Dozens of countries question China at UN over Xinjiang ‘abuses’ | Uighur News


In a joint statement, 47 countries have voiced concern at reported abuses in China’s Xinjiang Uighur Autonomous Region.

Dozens of countries have voiced concern about alleged abuses in China’s Xinjiang region, and demanded that the United Nations rights chief publish a long-delayed report on the rights situation there.

“We continue to be gravely concerned about the human rights situation in Xinjiang Uighur Autonomous Region,” Paul Bekkers, the Dutch ambassador to the UN in Geneva, told the UN Human Rights Council on Tuesday.

Delivering a joint statement on behalf of 47 countries, Bekkers pointed to a number of “credible reports” – vehemently rejected by China – indicating that more than one million Uighurs and other Muslim minorities have been arbitrarily detained in the region.

“There are reports of ongoing widespread surveillance, discrimination against Uighurs and other persons belonging to minorities,” he said.

The joint statement also voiced concern about “reports of torture and other cruelty, inhuman or degrading treatment or punishment, forced sterilization, sexual and gender-based violence, forced labor, and forced separation of children from their parents by authorities”.

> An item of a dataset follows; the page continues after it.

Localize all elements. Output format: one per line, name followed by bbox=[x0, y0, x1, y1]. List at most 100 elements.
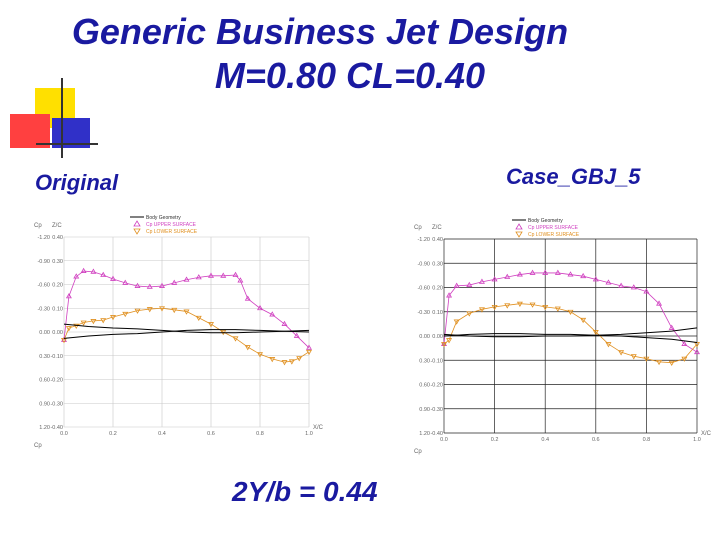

The concerned countries, Bekkers said, “repeat our call on China to urgently address these concerns”, and to “end the arbitrary detention of Muslim Uighurs and persons belonging to other minorities”.

The group also called on Beijing to provide UN investigators and experts “meaningful and unfettered access” to independently observe the situation on the ground in Xinjiang.

UN High Commissioner for Human Rights Michelle Bachelet was granted access to visit last month – marking the first visit by a UN rights chief to China in 17 years.

But she faced harsh criticism for not speaking up more forcefully against China’s alleged abuses prior to and during the trip, which is believed to have been heavily controlled by Chinese authorities.

In Tuesday’s joint statement, the countries asked for “more detailed observations, including on restrictions the Chinese authorities imposed on the visit” by Bachelet.

‘Political manipulation’

China’s Ambassador Chen Xu reacted angrily to the joint statement, slamming the Netherlands and other signatories for spreading “lies and rumors to attack China”.

“We categorically reject these allegations,” he said, slamming the countries behind the statement for their “hypocrisy” and “attempts to engage in political manipulation”.

He hailed Bachelet’s visit, insisting it had “enhanced her understanding of China’s path of human rights development”.

The UN rights chief has faced growing pressure to release a long-delayed report on the rights situation in Xinjiang, which diplomats say has been ready for months but not published.

Bachelet, who announced on Monday that she will not be seeking a second term, vowed that the report would be published before she steps down on August 31.

Tuesday’s joint statement urged the report’s “prompt release”, and asked Bachelet to provide “further information on the timeline”.

Chen, meanwhile, decried the “hyped-up so-called report on Xinjiang”, pointing out that it had not been ordered by the UN’s rights council, alleging it violated Bachelet’s mandate and “should not be published at all”.

While a long line of countries that took the floor individually on Tuesday echoed the sentiments in the joint statement, a number also came to China’s defense, with Belarus, Cuba and North Korea also insisting the report should not be published.

Venezuela’s Ambassador Hector Constant Rosales said the same, slamming “a sustained campaign of fake news against Xinjiang and China”.